The period between the eighth and twelfth centuries in Bihar witnessed the rise of a great school of stone and bronze sculpture and manuscript painting under the patronage of the Pala kings. Nalanda in Magadh was the principal center of production. The Tibetan tradition, as recorded by Taranath, names Dhiman and Bitpalo as being the founders of the schools of cast-metal images, sculpture and a painting during the reigns of Dharmapala and Devapala. The Eastern School of Sculpture shows distinct signs of being a direct descendant of the plastic art of the Gupta period and in it were embodied and perpetuated the eastern features of the classical tradition, features like elegance, dignity, precision and sensuous serenity. In the eighth century, this sculpture exhibits a distinctive linear tendency mingled with a firm cut line and tight modeling. The ninth-century at pieces reveal both simplicity and restraint; in the tenth century they reveal elegance, sublimity and sobriety, but in the eleventh, they show traces of exhaustion and decline and emphasize detail at the expense of plastic conception'. This tendency is further accentuated in the twelfth century.

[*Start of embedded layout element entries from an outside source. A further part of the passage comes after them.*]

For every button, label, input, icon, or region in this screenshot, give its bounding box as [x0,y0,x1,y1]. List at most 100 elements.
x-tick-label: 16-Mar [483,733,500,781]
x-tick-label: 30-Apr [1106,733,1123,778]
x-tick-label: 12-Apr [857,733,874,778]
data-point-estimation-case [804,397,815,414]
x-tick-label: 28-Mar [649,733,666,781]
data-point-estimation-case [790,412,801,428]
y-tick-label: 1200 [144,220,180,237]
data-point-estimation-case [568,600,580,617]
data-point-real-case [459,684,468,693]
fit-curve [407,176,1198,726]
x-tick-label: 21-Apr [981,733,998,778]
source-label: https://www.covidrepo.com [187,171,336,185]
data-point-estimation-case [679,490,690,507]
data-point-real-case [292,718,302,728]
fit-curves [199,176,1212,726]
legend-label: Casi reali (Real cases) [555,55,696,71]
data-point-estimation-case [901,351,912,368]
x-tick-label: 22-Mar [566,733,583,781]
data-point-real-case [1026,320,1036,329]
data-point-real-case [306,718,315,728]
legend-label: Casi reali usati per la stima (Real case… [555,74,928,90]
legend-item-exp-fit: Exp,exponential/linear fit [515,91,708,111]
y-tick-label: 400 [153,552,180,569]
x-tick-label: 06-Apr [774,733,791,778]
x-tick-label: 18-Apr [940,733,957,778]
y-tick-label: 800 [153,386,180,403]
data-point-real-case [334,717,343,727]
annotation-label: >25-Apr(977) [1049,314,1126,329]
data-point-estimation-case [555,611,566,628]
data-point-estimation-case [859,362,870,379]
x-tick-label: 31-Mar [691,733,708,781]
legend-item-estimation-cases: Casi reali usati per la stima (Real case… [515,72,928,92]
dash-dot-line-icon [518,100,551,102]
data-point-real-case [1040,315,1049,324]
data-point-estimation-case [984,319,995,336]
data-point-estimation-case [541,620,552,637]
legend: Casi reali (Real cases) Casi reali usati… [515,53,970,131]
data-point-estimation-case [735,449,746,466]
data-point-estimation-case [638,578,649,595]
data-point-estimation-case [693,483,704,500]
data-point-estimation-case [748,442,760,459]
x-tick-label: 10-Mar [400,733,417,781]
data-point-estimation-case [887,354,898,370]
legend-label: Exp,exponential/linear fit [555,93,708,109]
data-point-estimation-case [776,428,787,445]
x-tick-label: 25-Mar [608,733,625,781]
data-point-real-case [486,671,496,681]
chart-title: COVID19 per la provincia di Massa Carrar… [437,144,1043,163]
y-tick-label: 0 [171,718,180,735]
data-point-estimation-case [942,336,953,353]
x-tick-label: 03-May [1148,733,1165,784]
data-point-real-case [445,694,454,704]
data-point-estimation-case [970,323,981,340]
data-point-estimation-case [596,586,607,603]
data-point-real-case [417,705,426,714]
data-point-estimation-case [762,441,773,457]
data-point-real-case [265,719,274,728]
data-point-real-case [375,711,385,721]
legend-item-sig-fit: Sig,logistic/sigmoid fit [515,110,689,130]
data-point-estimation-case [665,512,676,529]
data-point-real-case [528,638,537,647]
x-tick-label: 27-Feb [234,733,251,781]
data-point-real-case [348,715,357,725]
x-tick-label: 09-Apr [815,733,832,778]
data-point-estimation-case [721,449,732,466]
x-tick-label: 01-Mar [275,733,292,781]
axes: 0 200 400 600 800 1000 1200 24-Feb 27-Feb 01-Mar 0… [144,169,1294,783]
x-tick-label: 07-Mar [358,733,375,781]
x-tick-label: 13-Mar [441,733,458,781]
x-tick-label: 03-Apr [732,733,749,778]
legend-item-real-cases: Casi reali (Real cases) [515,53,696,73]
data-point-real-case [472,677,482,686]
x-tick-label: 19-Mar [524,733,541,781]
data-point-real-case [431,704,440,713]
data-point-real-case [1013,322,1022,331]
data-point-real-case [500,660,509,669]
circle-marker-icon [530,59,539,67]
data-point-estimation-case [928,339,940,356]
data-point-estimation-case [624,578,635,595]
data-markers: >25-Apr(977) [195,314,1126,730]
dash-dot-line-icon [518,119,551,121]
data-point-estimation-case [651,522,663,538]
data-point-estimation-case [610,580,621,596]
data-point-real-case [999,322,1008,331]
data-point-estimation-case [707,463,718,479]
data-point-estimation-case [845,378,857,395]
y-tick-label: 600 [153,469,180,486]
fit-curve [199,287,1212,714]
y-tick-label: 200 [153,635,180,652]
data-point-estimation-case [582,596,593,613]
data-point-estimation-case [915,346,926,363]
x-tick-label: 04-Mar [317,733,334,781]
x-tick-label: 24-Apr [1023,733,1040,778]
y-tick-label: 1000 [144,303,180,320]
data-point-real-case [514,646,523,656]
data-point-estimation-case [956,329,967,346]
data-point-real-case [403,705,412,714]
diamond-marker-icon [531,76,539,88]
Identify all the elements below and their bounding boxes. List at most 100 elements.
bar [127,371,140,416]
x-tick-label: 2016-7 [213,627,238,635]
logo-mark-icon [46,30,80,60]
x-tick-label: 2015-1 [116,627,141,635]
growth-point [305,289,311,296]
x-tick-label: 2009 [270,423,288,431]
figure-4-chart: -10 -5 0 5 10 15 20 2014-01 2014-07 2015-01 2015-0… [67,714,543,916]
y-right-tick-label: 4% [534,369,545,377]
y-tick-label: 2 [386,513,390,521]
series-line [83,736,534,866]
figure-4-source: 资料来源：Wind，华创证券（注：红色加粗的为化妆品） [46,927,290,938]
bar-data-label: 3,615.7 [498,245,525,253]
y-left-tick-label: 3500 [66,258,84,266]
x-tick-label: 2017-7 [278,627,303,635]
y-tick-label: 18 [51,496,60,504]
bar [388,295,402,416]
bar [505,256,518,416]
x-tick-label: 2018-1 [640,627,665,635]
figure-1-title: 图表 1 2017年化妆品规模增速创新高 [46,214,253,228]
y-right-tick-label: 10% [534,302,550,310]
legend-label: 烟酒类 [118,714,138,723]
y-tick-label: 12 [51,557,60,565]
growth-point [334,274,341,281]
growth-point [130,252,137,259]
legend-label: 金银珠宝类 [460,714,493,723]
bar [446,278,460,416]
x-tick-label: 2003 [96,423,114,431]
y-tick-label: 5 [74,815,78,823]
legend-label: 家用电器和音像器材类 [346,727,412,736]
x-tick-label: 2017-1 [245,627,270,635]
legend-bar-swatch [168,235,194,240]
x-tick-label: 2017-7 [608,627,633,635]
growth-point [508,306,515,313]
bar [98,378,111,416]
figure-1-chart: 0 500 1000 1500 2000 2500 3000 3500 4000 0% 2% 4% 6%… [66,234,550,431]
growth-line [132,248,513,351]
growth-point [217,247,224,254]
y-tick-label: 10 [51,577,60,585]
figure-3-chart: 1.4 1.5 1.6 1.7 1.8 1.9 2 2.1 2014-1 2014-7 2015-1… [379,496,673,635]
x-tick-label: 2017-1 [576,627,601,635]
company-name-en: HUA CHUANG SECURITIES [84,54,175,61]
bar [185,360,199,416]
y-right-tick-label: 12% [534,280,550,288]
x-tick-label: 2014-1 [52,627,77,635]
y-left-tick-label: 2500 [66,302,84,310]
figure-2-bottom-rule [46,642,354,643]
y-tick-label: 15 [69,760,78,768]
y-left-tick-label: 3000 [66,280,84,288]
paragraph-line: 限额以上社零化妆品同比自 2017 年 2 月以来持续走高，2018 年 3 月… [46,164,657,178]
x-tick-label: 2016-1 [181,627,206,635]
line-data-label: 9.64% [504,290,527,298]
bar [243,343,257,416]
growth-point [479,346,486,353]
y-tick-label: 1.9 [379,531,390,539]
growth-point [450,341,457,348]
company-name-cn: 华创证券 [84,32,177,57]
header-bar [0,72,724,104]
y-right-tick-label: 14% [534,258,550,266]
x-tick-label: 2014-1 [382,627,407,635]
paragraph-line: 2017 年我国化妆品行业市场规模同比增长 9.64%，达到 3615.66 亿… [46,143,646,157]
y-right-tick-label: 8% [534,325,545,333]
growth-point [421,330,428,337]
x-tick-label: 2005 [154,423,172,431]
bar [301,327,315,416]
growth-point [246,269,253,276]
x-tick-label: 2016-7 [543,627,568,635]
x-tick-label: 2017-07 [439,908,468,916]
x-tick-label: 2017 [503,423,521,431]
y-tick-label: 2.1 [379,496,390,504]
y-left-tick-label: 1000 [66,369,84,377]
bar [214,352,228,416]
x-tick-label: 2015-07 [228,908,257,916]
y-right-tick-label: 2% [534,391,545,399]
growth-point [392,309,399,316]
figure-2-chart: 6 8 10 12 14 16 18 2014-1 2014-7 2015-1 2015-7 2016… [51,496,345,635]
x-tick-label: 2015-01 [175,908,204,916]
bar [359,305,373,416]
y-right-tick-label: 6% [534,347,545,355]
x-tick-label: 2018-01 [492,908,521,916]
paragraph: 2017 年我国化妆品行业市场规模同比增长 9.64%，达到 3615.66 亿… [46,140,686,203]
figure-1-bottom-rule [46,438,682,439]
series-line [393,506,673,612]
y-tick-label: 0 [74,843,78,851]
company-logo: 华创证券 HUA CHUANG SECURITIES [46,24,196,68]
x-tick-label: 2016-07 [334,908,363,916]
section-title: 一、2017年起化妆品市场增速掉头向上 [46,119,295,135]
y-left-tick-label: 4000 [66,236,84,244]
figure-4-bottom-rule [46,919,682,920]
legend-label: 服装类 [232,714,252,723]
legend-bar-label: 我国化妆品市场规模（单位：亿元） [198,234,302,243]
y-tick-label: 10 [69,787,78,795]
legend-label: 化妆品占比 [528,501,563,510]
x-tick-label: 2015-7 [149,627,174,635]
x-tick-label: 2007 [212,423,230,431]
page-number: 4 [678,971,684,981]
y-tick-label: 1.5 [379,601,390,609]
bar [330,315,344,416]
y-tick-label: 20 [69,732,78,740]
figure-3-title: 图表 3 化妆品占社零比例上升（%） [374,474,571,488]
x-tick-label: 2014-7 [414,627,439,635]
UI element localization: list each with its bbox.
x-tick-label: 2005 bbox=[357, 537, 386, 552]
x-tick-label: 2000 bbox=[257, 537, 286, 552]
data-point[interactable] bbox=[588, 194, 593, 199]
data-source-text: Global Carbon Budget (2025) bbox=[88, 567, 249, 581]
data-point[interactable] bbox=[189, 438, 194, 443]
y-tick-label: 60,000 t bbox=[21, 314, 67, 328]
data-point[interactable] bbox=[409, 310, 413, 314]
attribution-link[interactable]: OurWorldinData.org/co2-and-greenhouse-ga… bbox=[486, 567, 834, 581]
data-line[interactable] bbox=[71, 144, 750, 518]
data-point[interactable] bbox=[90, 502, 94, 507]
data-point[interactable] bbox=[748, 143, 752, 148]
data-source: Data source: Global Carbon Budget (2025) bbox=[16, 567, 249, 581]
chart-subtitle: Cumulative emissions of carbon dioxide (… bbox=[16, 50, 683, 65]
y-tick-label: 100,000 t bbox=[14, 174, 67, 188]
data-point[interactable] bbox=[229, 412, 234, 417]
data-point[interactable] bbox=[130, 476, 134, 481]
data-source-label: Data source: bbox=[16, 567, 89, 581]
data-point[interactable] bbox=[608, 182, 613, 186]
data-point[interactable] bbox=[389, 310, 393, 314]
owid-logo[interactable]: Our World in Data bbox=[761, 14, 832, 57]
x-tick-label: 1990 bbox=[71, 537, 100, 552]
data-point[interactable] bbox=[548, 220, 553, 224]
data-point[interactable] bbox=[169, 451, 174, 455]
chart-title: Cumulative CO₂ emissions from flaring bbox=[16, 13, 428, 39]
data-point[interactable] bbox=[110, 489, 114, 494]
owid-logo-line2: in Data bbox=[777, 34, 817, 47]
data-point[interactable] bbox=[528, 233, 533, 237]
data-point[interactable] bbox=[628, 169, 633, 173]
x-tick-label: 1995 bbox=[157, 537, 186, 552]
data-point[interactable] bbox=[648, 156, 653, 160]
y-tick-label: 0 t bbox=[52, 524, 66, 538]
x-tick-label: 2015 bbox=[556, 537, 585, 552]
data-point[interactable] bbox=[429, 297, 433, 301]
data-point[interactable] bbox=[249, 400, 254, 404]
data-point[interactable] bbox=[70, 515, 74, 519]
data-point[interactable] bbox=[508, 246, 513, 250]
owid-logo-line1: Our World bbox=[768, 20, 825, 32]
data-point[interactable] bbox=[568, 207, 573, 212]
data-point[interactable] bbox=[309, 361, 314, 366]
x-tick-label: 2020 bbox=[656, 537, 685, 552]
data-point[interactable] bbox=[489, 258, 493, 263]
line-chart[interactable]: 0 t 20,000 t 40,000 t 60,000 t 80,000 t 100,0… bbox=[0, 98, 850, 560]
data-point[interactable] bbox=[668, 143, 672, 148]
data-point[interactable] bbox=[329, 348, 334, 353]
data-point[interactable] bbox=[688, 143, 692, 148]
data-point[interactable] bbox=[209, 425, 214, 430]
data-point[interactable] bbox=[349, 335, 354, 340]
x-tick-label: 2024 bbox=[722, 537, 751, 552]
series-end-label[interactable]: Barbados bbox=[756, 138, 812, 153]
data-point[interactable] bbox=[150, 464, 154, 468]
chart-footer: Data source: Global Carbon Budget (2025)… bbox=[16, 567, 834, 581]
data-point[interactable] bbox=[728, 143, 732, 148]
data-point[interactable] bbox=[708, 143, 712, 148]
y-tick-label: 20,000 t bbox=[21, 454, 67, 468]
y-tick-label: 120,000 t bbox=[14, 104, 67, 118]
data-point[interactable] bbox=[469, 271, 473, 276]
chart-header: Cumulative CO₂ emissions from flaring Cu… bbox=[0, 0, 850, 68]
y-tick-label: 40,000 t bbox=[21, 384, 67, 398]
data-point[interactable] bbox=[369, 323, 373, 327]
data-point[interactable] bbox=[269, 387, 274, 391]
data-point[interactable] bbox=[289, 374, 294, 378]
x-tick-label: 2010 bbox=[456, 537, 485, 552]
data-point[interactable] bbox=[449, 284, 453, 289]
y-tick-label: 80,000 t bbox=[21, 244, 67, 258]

The Eastern school produced, besides a fair quantity of Vaishnava images, a series of bronze figures along with stone sculpture. Nalanda and Kurkihar were the main centers where the bronzes of the period were produced between the ninth and eleventh centuries. The art of metal casting attained a degree of excellence at Kurkihar (Kukkutapadagiri), a Buddhist center, and Nalanda unknown to other regions.